検非違使とは、日本の律令制下の令外官の役職。平安時代の警察組織である。____以上、曖昧な脳内Wikiより
つまりなにが言いたいかというと、何アレ私の知ってる検非違使とちゃうやん。
これに尽きる。
なんて明後日の方に思考を飛ばしてる場合じゃない。
「長義くん!!」
時空を歪めることで無理やり私の結界を破ってくれやがったあの検非違使と呼ばれたモノ共が、疲労を溜め込んでるはずのあの子を追っていく。
どんな理屈か正体か知らないが、あの鬼モドキと似た姿のソレが全く同じ存在だとは思えない。
なんせ、現に長義くんが迷い込んでしまうようなまだまだ未完成品とはいえ丈夫さには自信のあった私の結界を堂々と破ってきたのだ。
私には一瞥もくれずに銀の背を追う検非違使。
逃げろ、と言った後走り去った彼が何を思ってそうしたかなんて分かってる。
私を巻き込まないためだ。
ろくに回復出来てない体で、私を守るにはそうするしかないと判断しのだろう。
「………ふざけろ」
グルリと腹の中で獣が唸る。
翼を大きく広げ怒らせて、溢れ出る妖気でザワザワと空気を揺らいだ。
全くふざけている。
嗚呼、こんなにも怒りを抱いたのはいつぶりか。
その怒りを抑えることなく身をまかせ、私は鬱憤を晴らすべく力強く羽ばたいた。
どれほど走れただろう。どれほど遠ざかれただろう。出現した検非違使は残らず付いてきてくれただろうか。
上がる息、弾む鼓動、限界を訴えて震える足。
なんとか躱しながらも徐々に切りつけられて血の滲む身体。
後ろに流れて行く木々の隙間からキラリと槍の突きが迫るのをぎりぎりで視認。
間一髪で一撃を受け止めた衝撃でたたらを踏み、木に背を打ちつけ足を止めてしまった。
完全に追いつかれた。
山姥切は乾いて血の味が滲む口内を舐め、検非違使を睨みつける。
迫る白刃を掻い潜りその胴体を斬り付けるが、いかんせん練度は同等、多勢に無勢で勝機が見えない。

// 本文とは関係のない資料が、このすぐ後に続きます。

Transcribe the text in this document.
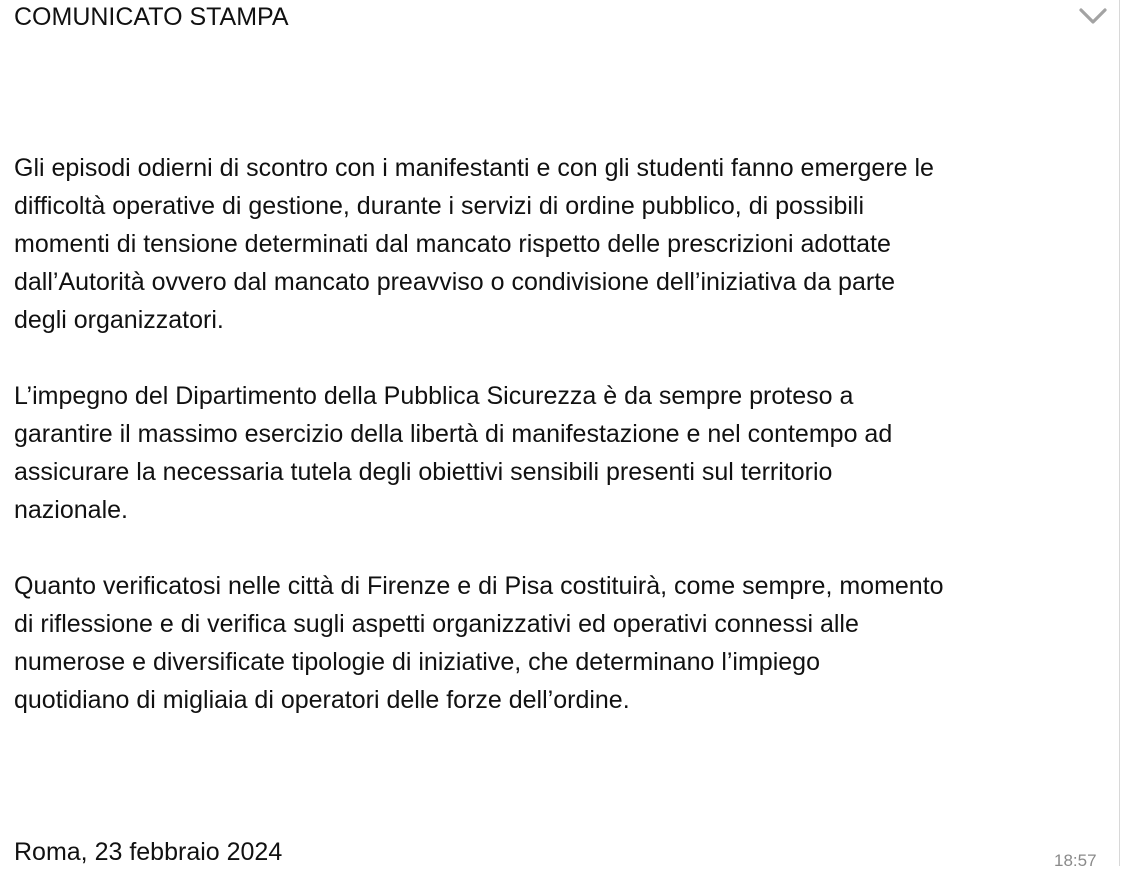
COMUNICATO STAMPA

Gli episodi odierni di scontro con i manifestanti e con gli studenti fanno emergere le
difficoltà operative di gestione, durante i servizi di ordine pubblico, di possibili
momenti di tensione determinati dal mancato rispetto delle prescrizioni adottate
dall’Autorità ovvero dal mancato preavviso o condivisione dell’iniziativa da parte
degli organizzatori.

L’impegno del Dipartimento della Pubblica Sicurezza è da sempre proteso a
garantire il massimo esercizio della libertà di manifestazione e nel contempo ad
assicurare la necessaria tutela degli obiettivi sensibili presenti sul territorio
nazionale.

Quanto verificatosi nelle città di Firenze e di Pisa costituirà, come sempre, momento
di riflessione e di verifica sugli aspetti organizzativi ed operativi connessi alle
numerose e diversificate tipologie di iniziative, che determinano l’impiego
quotidiano di migliaia di operatori delle forze dell’ordine.

Roma, 23 febbraio 2024	18:57
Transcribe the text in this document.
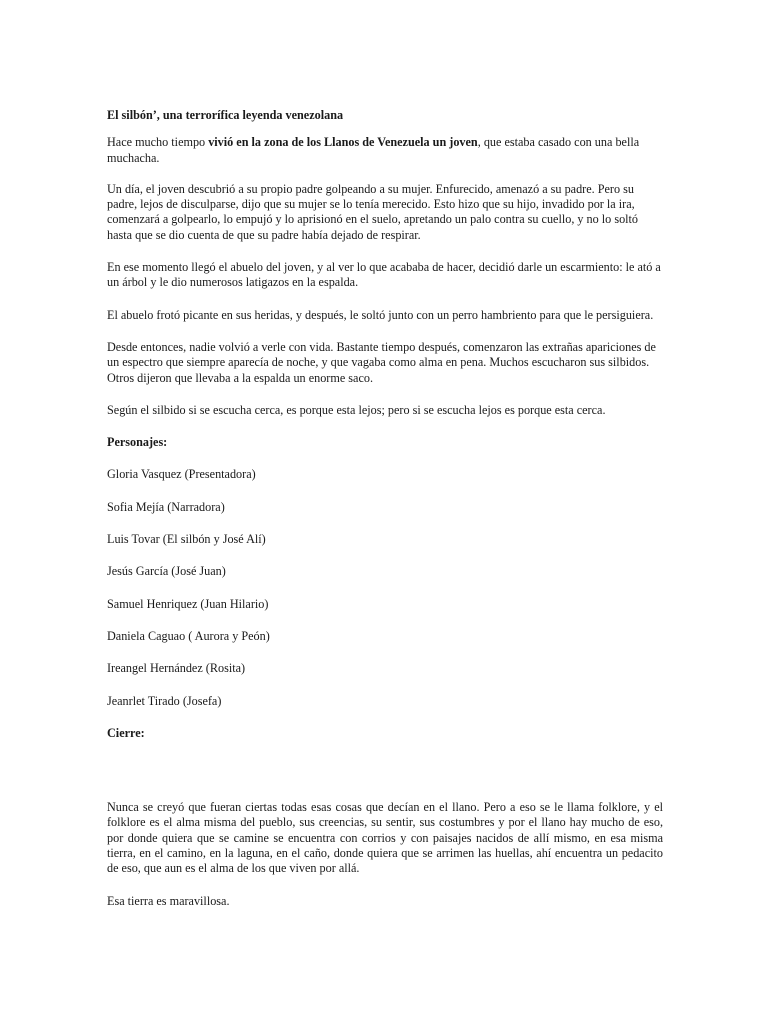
El silbón’, una terrorífica leyenda venezolana

Hace mucho tiempo vivió en la zona de los Llanos de Venezuela un joven, que estaba casado con una bella muchacha.

Un día, el joven descubrió a su propio padre golpeando a su mujer. Enfurecido, amenazó a su padre. Pero su padre, lejos de disculparse, dijo que su mujer se lo tenía merecido. Esto hizo que su hijo, invadido por la ira, comenzará a golpearlo, lo empujó y lo aprisionó en el suelo, apretando un palo contra su cuello, y no lo soltó hasta que se dio cuenta de que su padre había dejado de respirar.

En ese momento llegó el abuelo del joven, y al ver lo que acababa de hacer, decidió darle un escarmiento: le ató a un árbol y le dio numerosos latigazos en la espalda.

El abuelo frotó picante en sus heridas, y después, le soltó junto con un perro hambriento para que le persiguiera.

Desde entonces, nadie volvió a verle con vida. Bastante tiempo después, comenzaron las extrañas apariciones de un espectro que siempre aparecía de noche, y que vagaba como alma en pena. Muchos escucharon sus silbidos. Otros dijeron que llevaba a la espalda un enorme saco.

Según el silbido si se escucha cerca, es porque esta lejos; pero si se escucha lejos es porque esta cerca.

Personajes:

Gloria Vasquez (Presentadora)

Sofia Mejía (Narradora)

Luis Tovar (El silbón y José Alí)

Jesús García (José Juan)

Samuel Henriquez (Juan Hilario)

Daniela Caguao ( Aurora y Peón)

Ireangel Hernández (Rosita)

Jeanrlet Tirado (Josefa)

Cierre:

Nunca se creyó que fueran ciertas todas esas cosas que decían en el llano. Pero a eso se le llama folklore, y el folklore es el alma misma del pueblo, sus creencias, su sentir, sus costumbres y por el llano hay mucho de eso, por donde quiera que se camine se encuentra con corrios y con paisajes nacidos de allí mismo, en esa misma tierra, en el camino, en la laguna, en el caño, donde quiera que se arrimen las huellas, ahí encuentra un pedacito de eso, que aun es el alma de los que viven por allá.

Esa tierra es maravillosa.
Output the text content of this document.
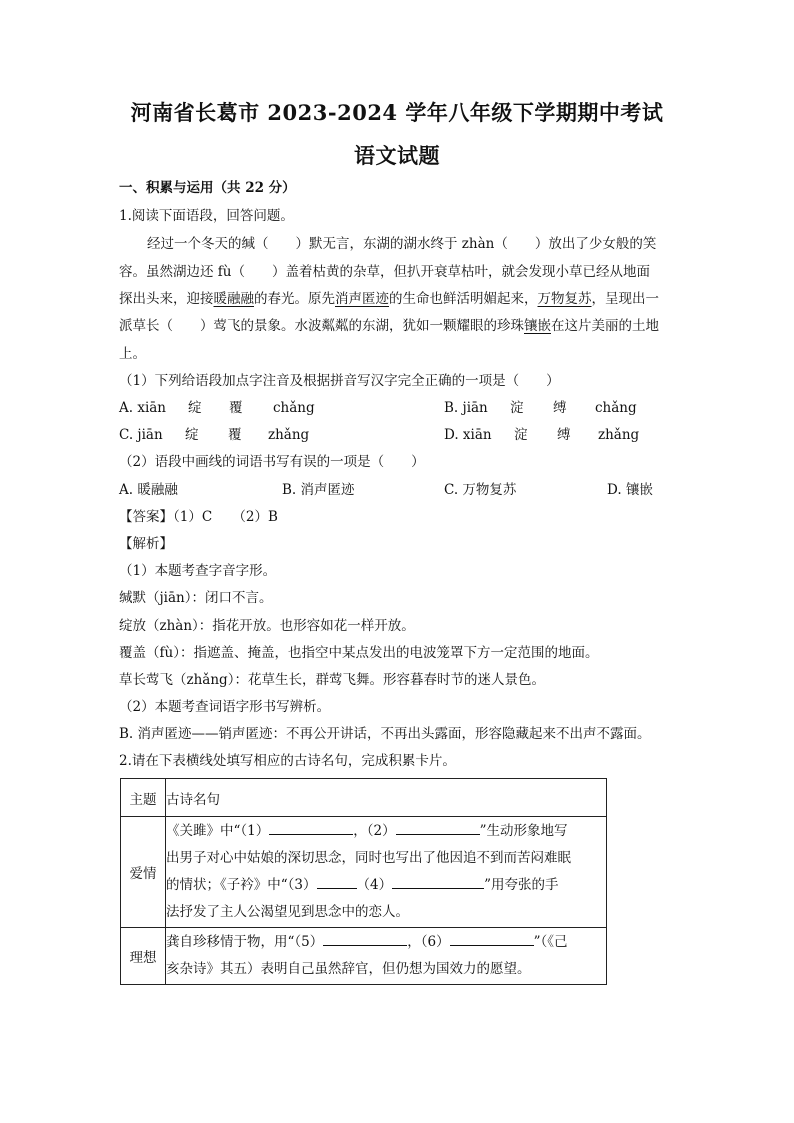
河南省长葛市 2023-2024 学年八年级下学期期中考试
语文试题
一、积累与运用（共 22 分）
1.阅读下面语段，回答问题。
经过一个冬天的缄（　　）默无言，东湖的湖水终于 zhàn（　　）放出了少女般的笑
容。虽然湖边还 fù（　　）盖着枯黄的杂草，但扒开衰草枯叶，就会发现小草已经从地面
探出头来，迎接暖融融的春光。原先消声匿迹的生命也鲜活明媚起来，万物复苏，呈现出一
派草长（　　）莺飞的景象。水波粼粼的东湖，犹如一颗耀眼的珍珠镶嵌在这片美丽的土地
上。
（1）下列给语段加点字注音及根据拼音写汉字完全正确的一项是（　　）
A. xiān 绽 覆 chǎng	B. jiān 淀 缚 chǎng
C. jiān 绽 覆 zhǎng	D. xiān 淀 缚 zhǎng
（2）语段中画线的词语书写有误的一项是（　　）
A. 暖融融	B. 消声匿迹	C. 万物复苏	D. 镶嵌
【答案】（1）C　　（2）B
【解析】
（1）本题考查字音字形。
缄默（jiān）：闭口不言。
绽放（zhàn）：指花开放。也形容如花一样开放。
覆盖（fù）：指遮盖、掩盖，也指空中某点发出的电波笼罩下方一定范围的地面。
草长莺飞（zhǎng）：花草生长，群莺飞舞。形容暮春时节的迷人景色。
（2）本题考查词语字形书写辨析。
B. 消声匿迹——销声匿迹：不再公开讲话，不再出头露面，形容隐藏起来不出声不露面。
2.请在下表横线处填写相应的古诗名句，完成积累卡片。
主题	古诗名句
爱情	《关雎》中“（1） ，（2） ”生动形象地写
出男子对心中姑娘的深切思念，同时也写出了他因追不到而苦闷难眠
的情状；《子衿》中“（3） （4） ”用夸张的手
法抒发了主人公渴望见到思念中的恋人。

理想	龚自珍移情于物，用“（5） ，（6） ”（《己
亥杂诗》其五）表明自己虽然辞官，但仍想为国效力的愿望。
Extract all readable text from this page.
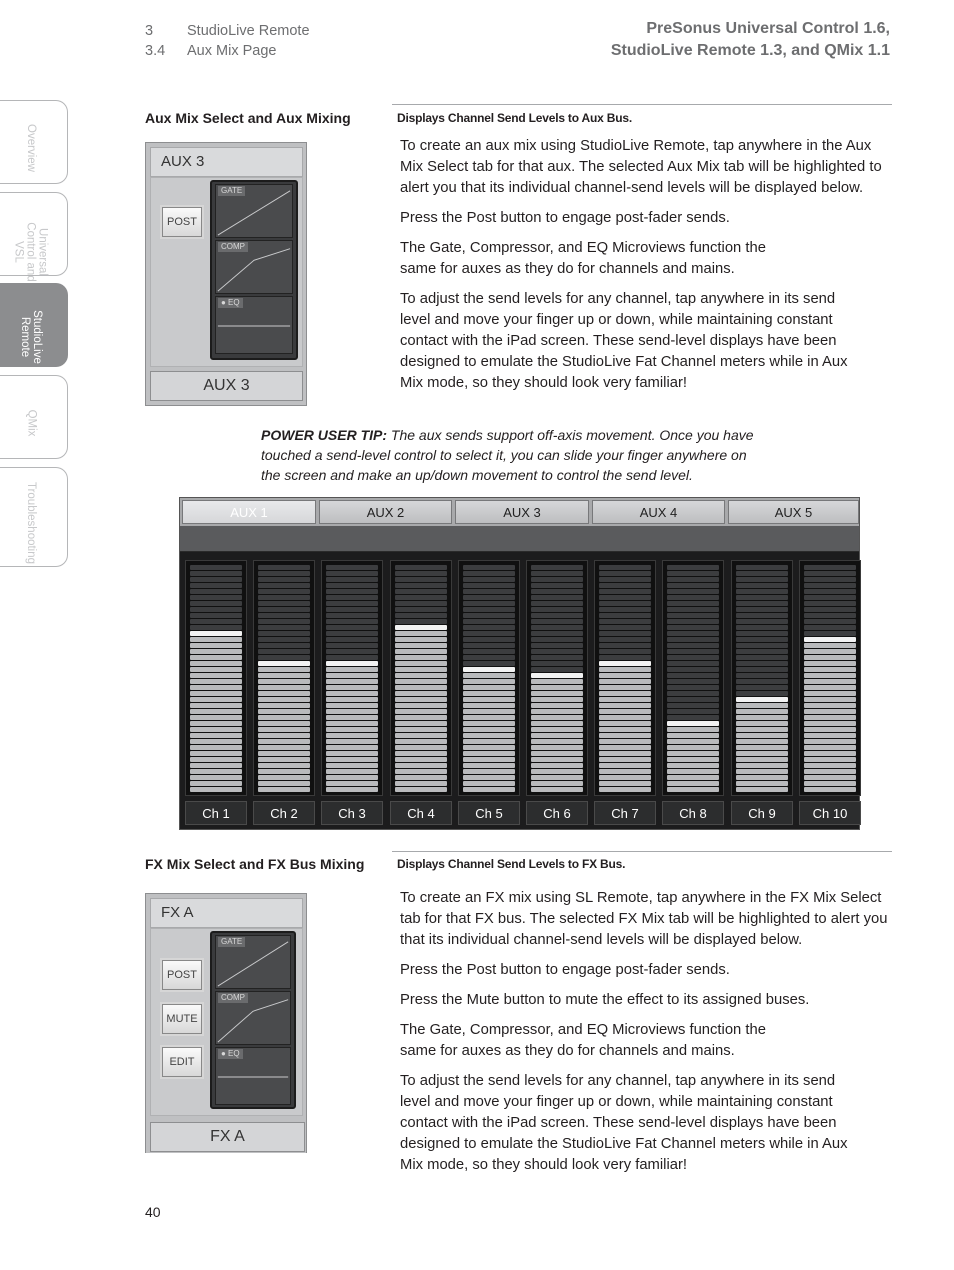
3	StudioLive Remote
3.4	Aux Mix Page
PreSonus Universal Control 1.6,
StudioLive Remote 1.3, and QMix 1.1
Overview
Universal
Control and
VSL
StudioLive
Remote
QMix
Troubleshooting
Aux Mix Select and Aux Mixing	Displays Channel Send Levels to Aux Bus.
AUX 3
POST
GATE
COMP
● EQ
AUX 3

To create an aux mix using StudioLive Remote, tap anywhere in the Aux Mix Select tab for that aux. The selected Aux Mix tab will be highlighted to alert you that its individual channel-send levels will be displayed below.

Press the Post button to engage post-fader sends.

The Gate, Compressor, and EQ Microviews function the same for auxes as they do for channels and mains.

To adjust the send levels for any channel, tap anywhere in its send level and move your finger up or down, while maintaining constant contact with the iPad screen. These send-level displays have been designed to emulate the StudioLive Fat Channel meters while in Aux Mix mode, so they should look very familiar!

POWER USER TIP: The aux sends support off-axis movement. Once you have touched a send-level control to select it, you can slide your finger anywhere on the screen and make an up/down movement to control the send level.
AUX 1	AUX 2	AUX 3	AUX 4	AUX 5
Ch 1	Ch 2	Ch 3	Ch 4	Ch 5	Ch 6	Ch 7	Ch 8	Ch 9	Ch 10
FX Mix Select and FX Bus Mixing	Displays Channel Send Levels to FX Bus.
FX A
POST
MUTE
EDIT
GATE
COMP
● EQ
FX A

To create an FX mix using SL Remote, tap anywhere in the FX Mix Select tab for that FX bus. The selected FX Mix tab will be highlighted to alert you that its individual channel-send levels will be displayed below.

Press the Post button to engage post-fader sends.

Press the Mute button to mute the effect to its assigned buses.

The Gate, Compressor, and EQ Microviews function the same for auxes as they do for channels and mains.

To adjust the send levels for any channel, tap anywhere in its send level and move your finger up or down, while maintaining constant contact with the iPad screen. These send-level displays have been designed to emulate the StudioLive Fat Channel meters while in Aux Mix mode, so they should look very familiar!

40
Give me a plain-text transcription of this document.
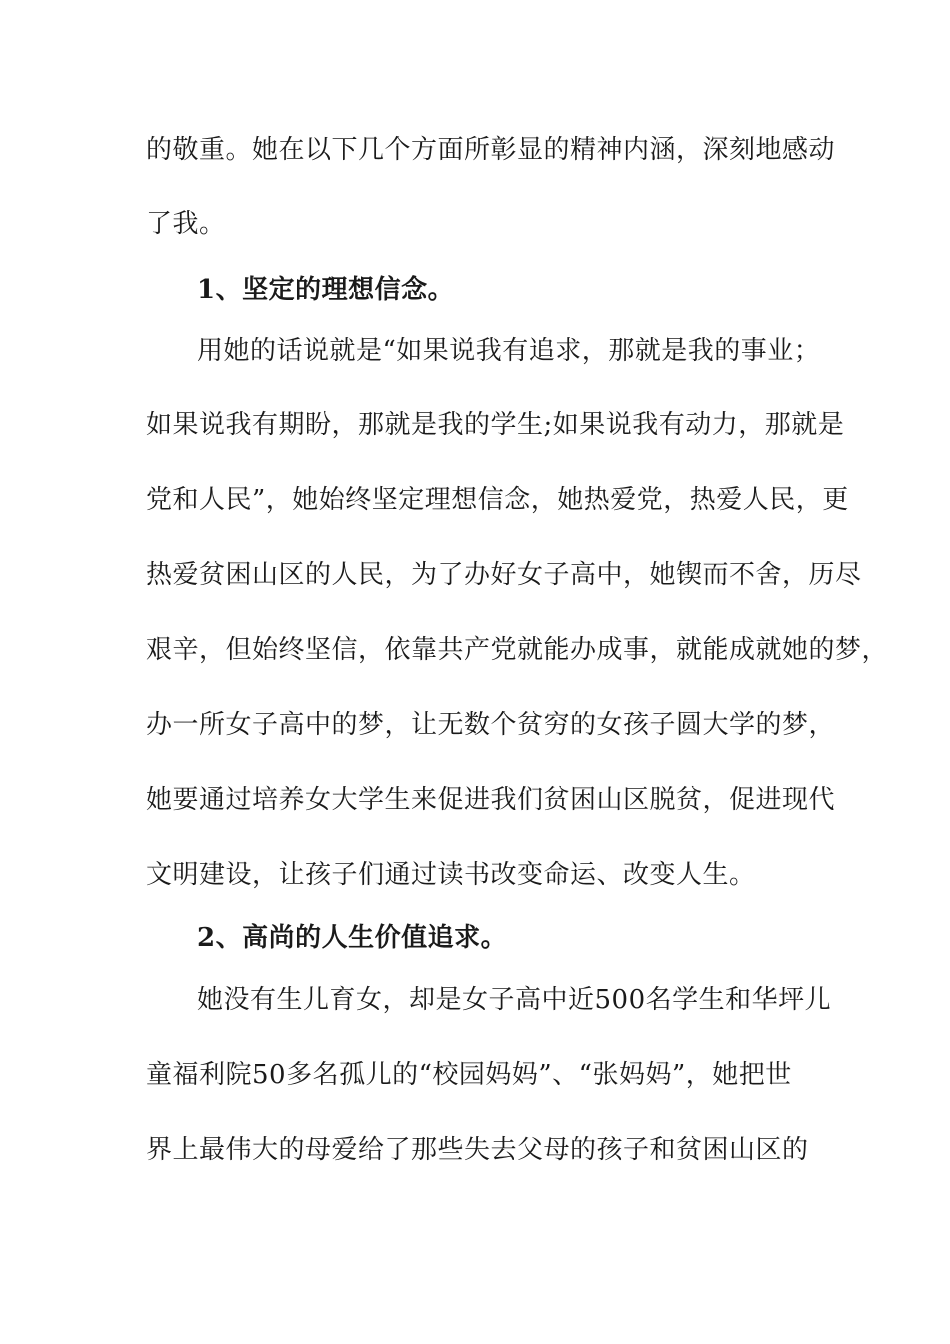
的敬重。她在以下几个方面所彰显的精神内涵，深刻地感动
了我。
1、坚定的理想信念。
用她的话说就是“如果说我有追求，那就是我的事业；
如果说我有期盼，那就是我的学生;如果说我有动力，那就是
党和人民”，她始终坚定理想信念，她热爱党，热爱人民，更
热爱贫困山区的人民，为了办好女子高中，她锲而不舍，历尽
艰辛，但始终坚信，依靠共产党就能办成事，就能成就她的梦，
办一所女子高中的梦，让无数个贫穷的女孩子圆大学的梦，
她要通过培养女大学生来促进我们贫困山区脱贫，促进现代
文明建设，让孩子们通过读书改变命运、改变人生。
2、高尚的人生价值追求。
她没有生儿育女，却是女子高中近500名学生和华坪儿
童福利院50多名孤儿的“校园妈妈”、“张妈妈”，她把世
界上最伟大的母爱给了那些失去父母的孩子和贫困山区的
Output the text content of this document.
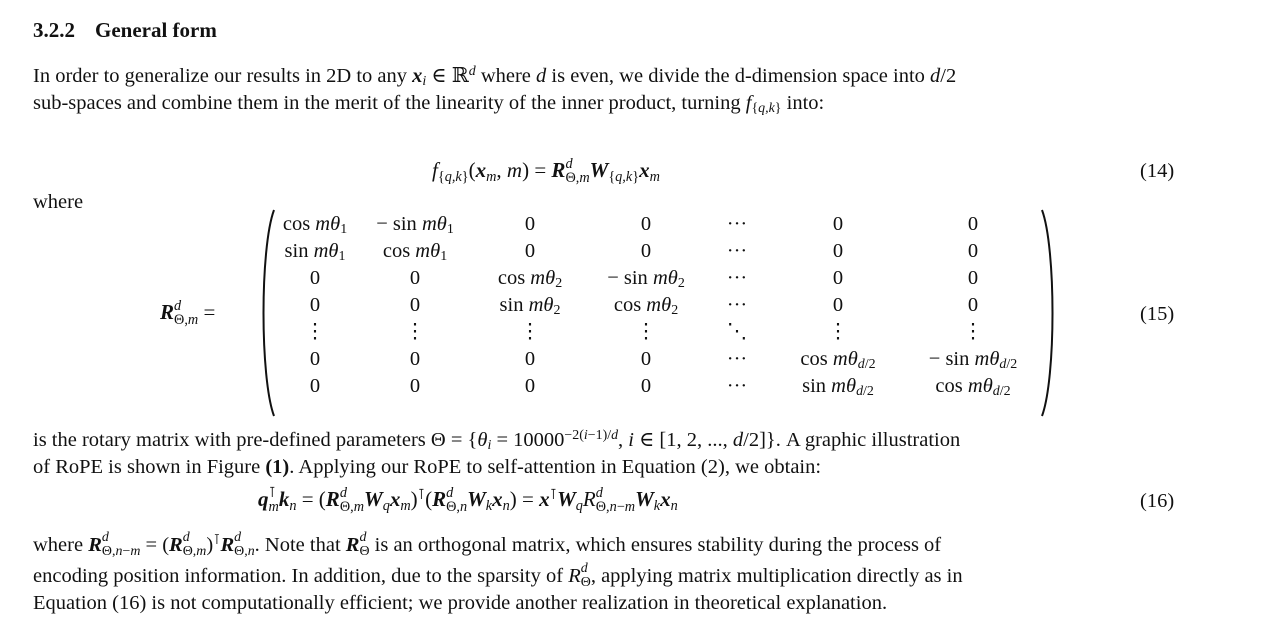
3.2.2 General form
In order to generalize our results in 2D to any $x_i$ ∈ ℝ$^d$ where d is even, we divide the d-dimension space into d/2
sub-spaces and combine them in the merit of the linearity of the inner product, turning $f_{\{q,k\}}$ into:
$f_{\{q,k\}}(x_m$, m) = R d
Θ,m $W_{\{q,k\}}x_m$	(14)
where
R d
Θ,m =
$\cos m\theta_1$	− $\sin m\theta_1$	0	0	···	0	0
$\sin m\theta_1$	$\cos m\theta_1$	0	0	···	0	0
0	0	$\cos m\theta_2$	− $\sin m\theta_2$	···	0	0
0	0	$\sin m\theta_2$	$\cos m\theta_2$	···	0	0
⋮	⋮	⋮	⋮	⋱	⋮	⋮
0	0	0	0	···	$\cos m\theta_{d/2}$	− $\sin m\theta_{d/2}$
0	0	0	0	···	$\sin m\theta_{d/2}$	$\cos m\theta_{d/2}$
(15)
is the rotary matrix with pre-defined parameters $\Theta = \{\theta_i = 10000^{-2(i-1)/d}$, i ∈ [1, 2, ..., d/2]}. A graphic illustration
of RoPE is shown in Figure (1). Applying our RoPE to self-attention in Equation (2), we obtain:
q ⊺
m $k_n = (R$ d
Θ,m $W_qx_m)^⊺(R$ d
Θ,n $W_kx_n) = x^⊺W_qR$ d
Θ,n−m $W_kx_n$	(16)
where R d
Θ,n−m = (R d
Θ,m )⊺R d
Θ,n . Note that R d
Θ is an orthogonal matrix, which ensures stability during the process of
encoding position information. In addition, due to the sparsity of R d
Θ , applying matrix multiplication directly as in
Equation (16) is not computationally efficient; we provide another realization in theoretical explanation.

もともと癒えていなかった疲労も重なり、本体を握る力が一瞬緩んだ。その隙を見逃してくれる検非違使ではない。
大太刀の力でギンッと下から打ち上げられ、衝撃に耐えきれず刀を手放してしまった。
本体が宙に舞い、太刀の一撃が迫る。
「ああクソッ」
思わず悪態を吐く。
避けきれない、ならばせめて、腕一本を犠牲にしてでもなんとか凌がなければ。
来るであろう痛みに備えて奥歯を噛みしめ腕を構えた時、ふいにじわりと胸の奥に温かいものが広がった。
「私の雛鳥に、何してんのよ!!!」
月明かりが刀身に反射して、その一閃は夜闇を切り裂いた。
血潮が飛ぶ。
完全なる認識外から脳天を貫き一太刀のもとに切り捨てられ倒れた仲間に検非違使が怯んで後退した。
バサリ
長義の前に舞い降りた黒い翼の背中が立ち塞がる。
ッなんで逃げてない!
長義は喉から出そうになった言葉をすんでのところで飲み込んだ。
射抜く視線で縫い止められる。
半身でチラリと振り向いた彼女の紅玉の瞳は爛々と輝き圧倒的強者の風格を湛え、下手なことを口にすれば、その刃の餌食になるのはこちらなのではないかとすら錯覚した。
「長義くん、私ね、怒っているの」
一節一節で区切るように淡々と。
おそらく打ち上げられたのを空中で捕まえたのだろう本体である「山姥切」を、真っ直ぐに検非違使へ構えると低く唸るように告げた。